Sitting in my studio one day, about a year after Bridge Music was launched, it occurred to me that whenever anyone asked “what’s next?” I would say something to the effect of “getting to play music on the Eiffel Tower, my original inspiration, would be nice.” Yet I had done nothing to start down that road. I knew that I would pursue it someday, but realized that I could benefit from sustaining the momentum of Bridge Music now and advantageously continue the personal relationships I had developed with politicians, cultural organizations, the music industry and the media. I would only be hurting myself to wait for some mythical, future “right time.”

It seemed as if I was starting all over again from scratch, but my great wife framed it this way:

I wasn’t in the first year of developing Tower Music.
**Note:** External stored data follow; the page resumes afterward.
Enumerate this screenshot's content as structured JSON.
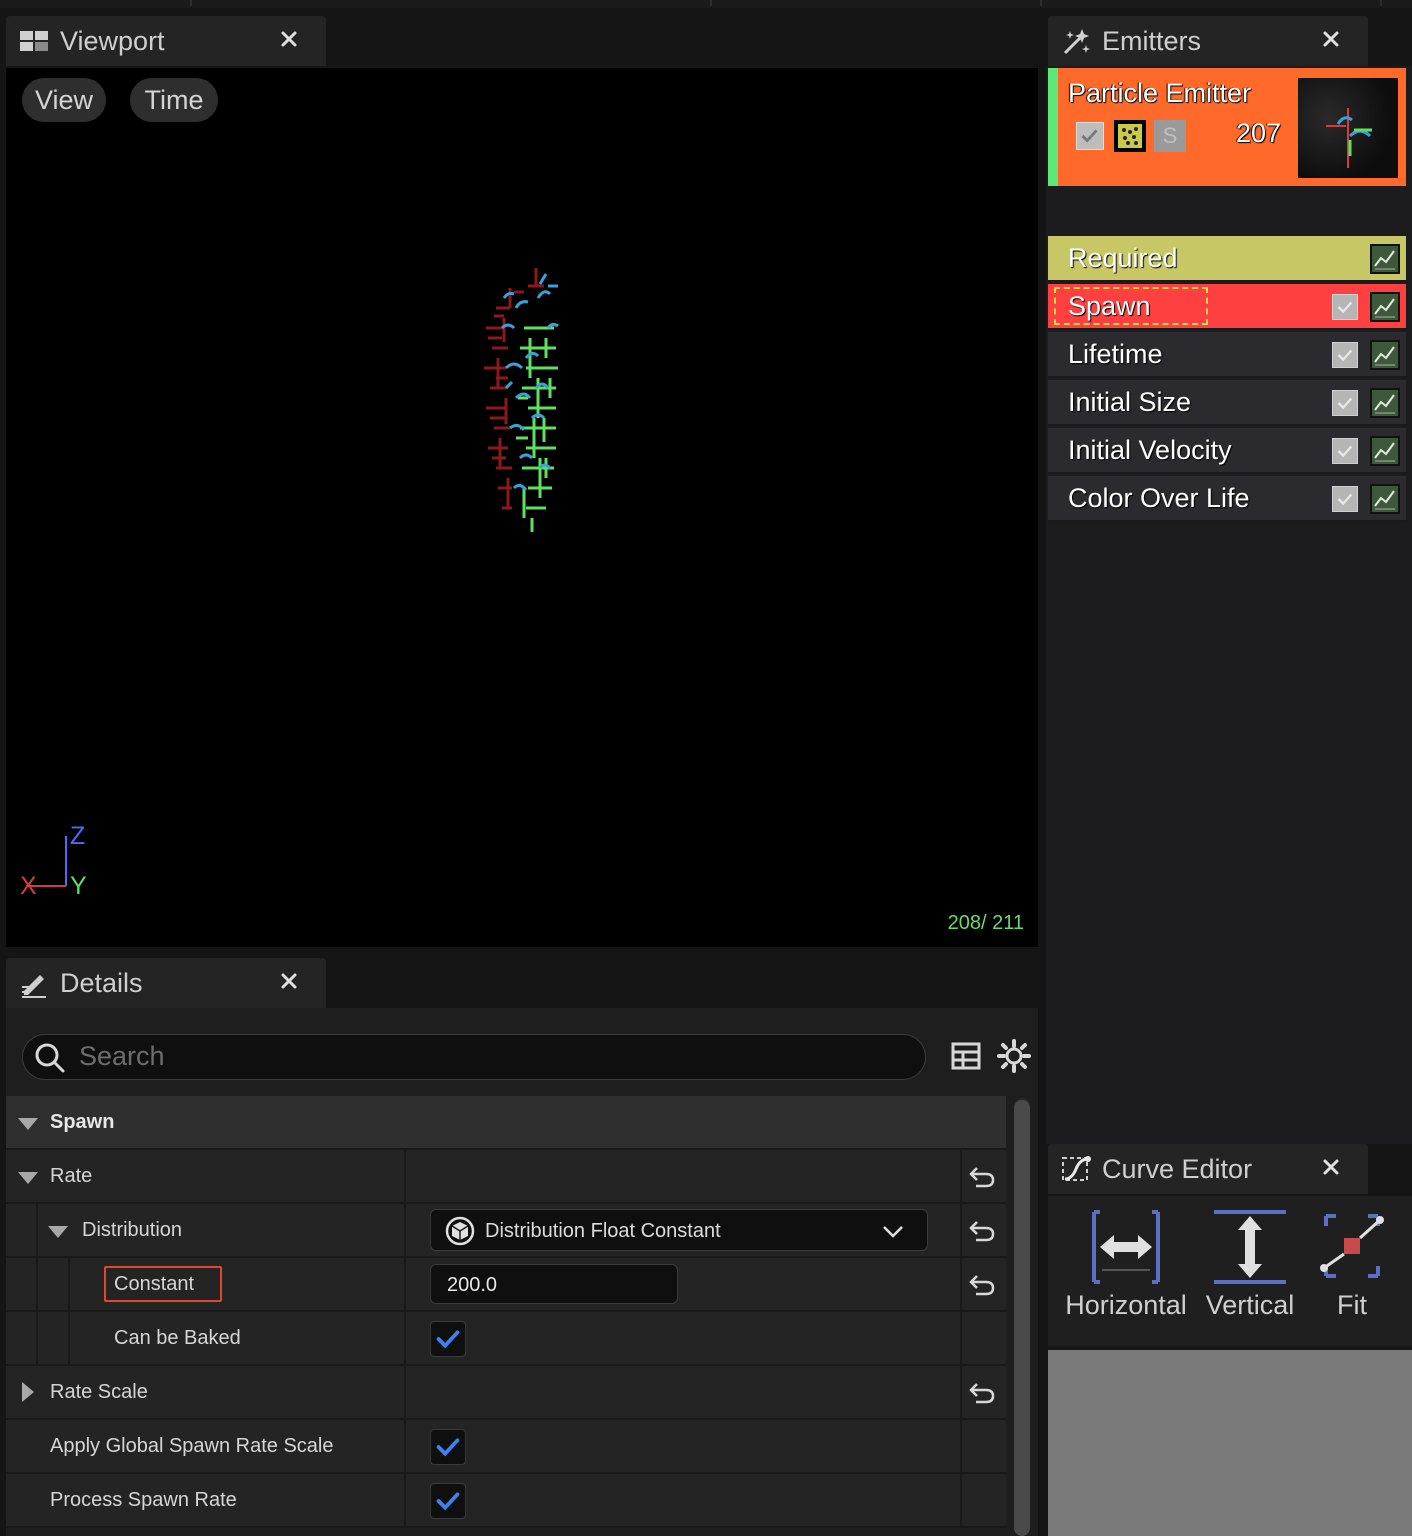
{
  "tabs": {
    "viewport": {
      "title": "Viewport",
      "icon": "viewport-layout-icon"
    },
    "emitters": {
      "title": "Emitters",
      "icon": "sparkle-icon"
    },
    "details": {
      "title": "Details",
      "icon": "pencil-edit-icon"
    },
    "curve_editor": {
      "title": "Curve Editor",
      "icon": "curve-icon"
    },
    "close_icon": "close-icon"
  },
  "viewport": {
    "buttons": {
      "view": "View",
      "time": "Time"
    },
    "axes": {
      "z": "Z",
      "x": "X",
      "y": "Y"
    },
    "frame_counter": "208/ 211",
    "colors": {
      "x": "#d63c3c",
      "y": "#5fe15f",
      "z": "#4a6cff"
    }
  },
  "emitters": {
    "emitter": {
      "name": "Particle Emitter",
      "count": "207",
      "solo_badge": "S",
      "colors": {
        "card": "#ff6a2b",
        "accent": "#5fe87a"
      }
    },
    "modules": [
      {
        "label": "Required",
        "color": "#c8c766",
        "has_checkbox": false
      },
      {
        "label": "Spawn",
        "color": "#ff4040",
        "has_checkbox": true,
        "selected": true
      },
      {
        "label": "Lifetime",
        "color": "#2b2b2f",
        "has_checkbox": true
      },
      {
        "label": "Initial Size",
        "color": "#2b2b2f",
        "has_checkbox": true
      },
      {
        "label": "Initial Velocity",
        "color": "#2b2b2f",
        "has_checkbox": true
      },
      {
        "label": "Color Over Life",
        "color": "#2b2b2f",
        "has_checkbox": true
      }
    ]
  },
  "details": {
    "search": {
      "placeholder": "Search"
    },
    "rows": {
      "spawn": {
        "label": "Spawn"
      },
      "rate": {
        "label": "Rate"
      },
      "distribution": {
        "label": "Distribution",
        "value": "Distribution Float Constant"
      },
      "constant": {
        "label": "Constant",
        "value": "200.0"
      },
      "can_be_baked": {
        "label": "Can be Baked",
        "checked": true
      },
      "rate_scale": {
        "label": "Rate Scale"
      },
      "apply_global": {
        "label": "Apply Global Spawn Rate Scale",
        "checked": true
      },
      "process_spawn": {
        "label": "Process Spawn Rate",
        "checked": true
      }
    },
    "colors": {
      "check": "#3b82f6",
      "highlight": "#e0472d"
    }
  },
  "curve_editor": {
    "buttons": {
      "horizontal": "Horizontal",
      "vertical": "Vertical",
      "fit": "Fit"
    }
  }
}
Unbeknownst to me at the time, I was in the middle
of a 10 year project….the five years it took me to develop Bridge Music was a necessary prelude.
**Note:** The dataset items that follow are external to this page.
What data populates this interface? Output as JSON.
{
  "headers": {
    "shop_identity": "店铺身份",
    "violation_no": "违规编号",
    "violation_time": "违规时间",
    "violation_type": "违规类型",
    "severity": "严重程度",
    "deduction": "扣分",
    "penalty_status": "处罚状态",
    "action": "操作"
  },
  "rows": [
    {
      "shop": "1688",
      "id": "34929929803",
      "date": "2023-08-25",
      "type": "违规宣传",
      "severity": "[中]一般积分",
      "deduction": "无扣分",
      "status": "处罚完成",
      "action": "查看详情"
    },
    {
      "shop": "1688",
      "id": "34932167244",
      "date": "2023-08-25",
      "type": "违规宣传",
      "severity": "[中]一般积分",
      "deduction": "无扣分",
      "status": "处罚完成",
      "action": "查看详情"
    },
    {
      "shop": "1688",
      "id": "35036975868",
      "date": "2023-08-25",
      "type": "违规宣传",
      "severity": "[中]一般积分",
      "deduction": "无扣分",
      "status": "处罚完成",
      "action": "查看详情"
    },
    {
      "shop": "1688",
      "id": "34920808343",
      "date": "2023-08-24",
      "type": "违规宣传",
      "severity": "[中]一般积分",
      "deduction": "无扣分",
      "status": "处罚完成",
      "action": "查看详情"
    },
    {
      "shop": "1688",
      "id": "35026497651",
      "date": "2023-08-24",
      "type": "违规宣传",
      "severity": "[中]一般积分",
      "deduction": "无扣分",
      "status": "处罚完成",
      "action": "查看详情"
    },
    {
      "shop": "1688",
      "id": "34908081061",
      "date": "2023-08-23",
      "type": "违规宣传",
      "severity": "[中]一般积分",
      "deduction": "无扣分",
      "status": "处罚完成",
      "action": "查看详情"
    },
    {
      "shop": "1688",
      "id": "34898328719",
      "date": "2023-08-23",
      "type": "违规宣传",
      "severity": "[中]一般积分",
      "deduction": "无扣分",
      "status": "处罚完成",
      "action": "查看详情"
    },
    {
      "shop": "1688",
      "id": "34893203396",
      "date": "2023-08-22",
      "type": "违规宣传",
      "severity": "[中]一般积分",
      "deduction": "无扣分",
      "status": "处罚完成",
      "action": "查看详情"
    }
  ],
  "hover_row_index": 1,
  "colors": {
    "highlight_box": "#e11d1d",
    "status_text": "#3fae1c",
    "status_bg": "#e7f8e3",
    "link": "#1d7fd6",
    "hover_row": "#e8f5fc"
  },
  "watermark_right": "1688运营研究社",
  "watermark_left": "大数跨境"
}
She was so right, for later when I was actually pitching Tower Music to SETE, the Eiffel Tower administration, they remarked, unsolicited, that Bridge Music was my “proof-of-concept” for Tower Music (what great spirit was displayed by the offices and agencies in upstate New York, allowing me the latitude to create Bridge Music…thank you everyone).
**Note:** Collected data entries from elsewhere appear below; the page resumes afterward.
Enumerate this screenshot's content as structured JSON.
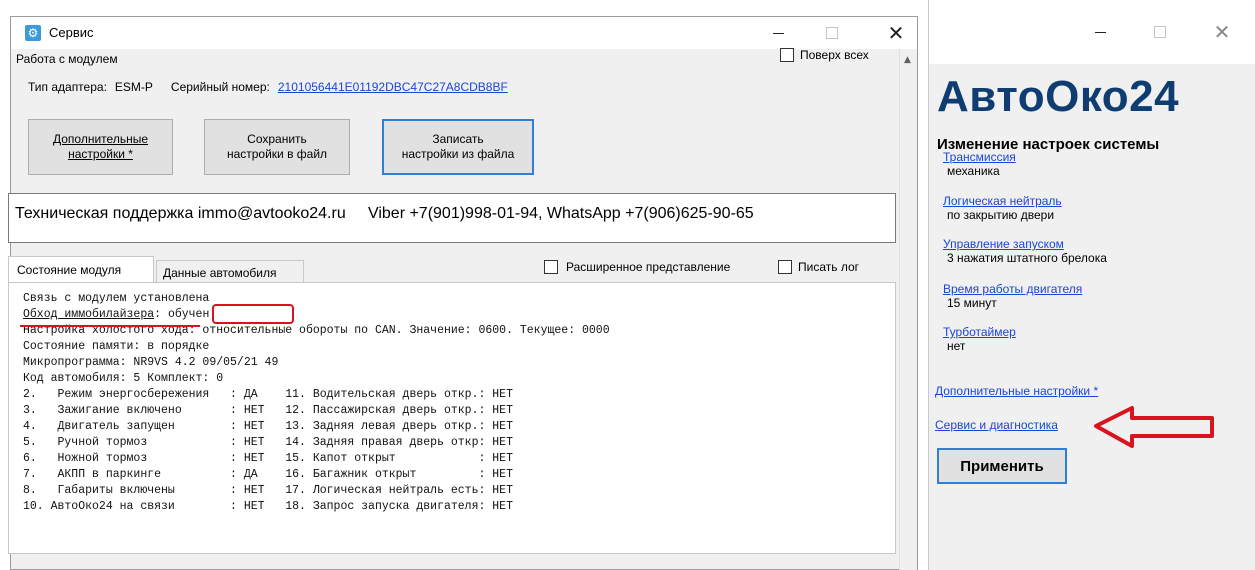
{
  "service_window": {
    "title": "Сервис",
    "module_group": {
      "label": "Работа с модулем",
      "always_on_top": "Поверх всех",
      "adapter_label": "Тип адаптера:",
      "adapter_value": "ESM-P",
      "serial_label": "Серийный номер:",
      "serial_value": "2101056441E01192DBC47C27A8CDB8BF",
      "buttons": {
        "extra_settings": "Дополнительные\nнастройки *",
        "save_settings": "Сохранить\nнастройки в файл",
        "load_settings": "Записать\nнастройки из файла"
      }
    },
    "support_text": "Техническая поддержка immo@avtooko24.ru     Viber +7(901)998-01-94, WhatsApp +7(906)625-90-65",
    "tabs": [
      "Состояние модуля",
      "Данные автомобиля"
    ],
    "extended_view": "Расширенное представление",
    "write_log": "Писать лог",
    "log": {
      "line1": "Связь с модулем установлена",
      "immo_label": "Обход иммобилайзера",
      "immo_value": "обучен",
      "line3": "Настройка холостого хода: относительные обороты по CAN. Значение: 0600. Текущее: 0000",
      "line4": "Состояние памяти: в порядке",
      "line5": "Микропрограмма: NR9VS 4.2 09/05/21 49",
      "line6": "Код автомобиля: 5 Комплект: 0",
      "rows": [
        "2.   Режим энергосбережения   : ДА    11. Водительская дверь откр.: НЕТ",
        "3.   Зажигание включено       : НЕТ   12. Пассажирская дверь откр.: НЕТ",
        "4.   Двигатель запущен        : НЕТ   13. Задняя левая дверь откр.: НЕТ",
        "5.   Ручной тормоз            : НЕТ   14. Задняя правая дверь откр: НЕТ",
        "6.   Ножной тормоз            : НЕТ   15. Капот открыт            : НЕТ",
        "7.   АКПП в паркинге          : ДА    16. Багажник открыт         : НЕТ",
        "8.   Габариты включены        : НЕТ   17. Логическая нейтраль есть: НЕТ",
        "10. АвтоОко24 на связи        : НЕТ   18. Запрос запуска двигателя: НЕТ"
      ]
    }
  },
  "avtooko_window": {
    "logo": "АвтоОко24",
    "heading": "Изменение настроек системы",
    "settings": [
      {
        "link": "Трансмиссия",
        "value": "механика"
      },
      {
        "link": "Логическая нейтраль",
        "value": "по закрытию двери"
      },
      {
        "link": "Управление запуском",
        "value": "3 нажатия штатного брелока"
      },
      {
        "link": "Время работы двигателя",
        "value": "15 минут"
      },
      {
        "link": "Турботаймер",
        "value": "нет"
      }
    ],
    "extra_settings_link": "Дополнительные настройки *",
    "service_link": "Сервис и диагностика",
    "apply_button": "Применить"
  },
  "colors": {
    "highlight": "#d9141e",
    "link": "#1a46d8",
    "logo": "#0f3d72",
    "focus_border": "#2f7fd5"
  },
  "icons": [
    "app-gear-icon",
    "minimize-icon",
    "maximize-icon",
    "close-icon",
    "red-arrow-icon"
  ]
}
This still left me with the challenges presented in not knowing the French language and knowing no one in Paris.

The first challenge was easily solvable and, with an early Christmas present of conversational French CDs, I began learning French, very loosely speaking (…excuse moi de vous deranger monsieur, jai un probleme…je ne parle pasĀ  francais, parlez-vous anglais?).

As for the second issue, a very wise man (you know who you are) once told me “If it’s true what they say about ‘It’s not what you know, but who you know,’ then find out who you have to know and go meet them!” Stellar advice

So now my job was to find out who it was I needed to know.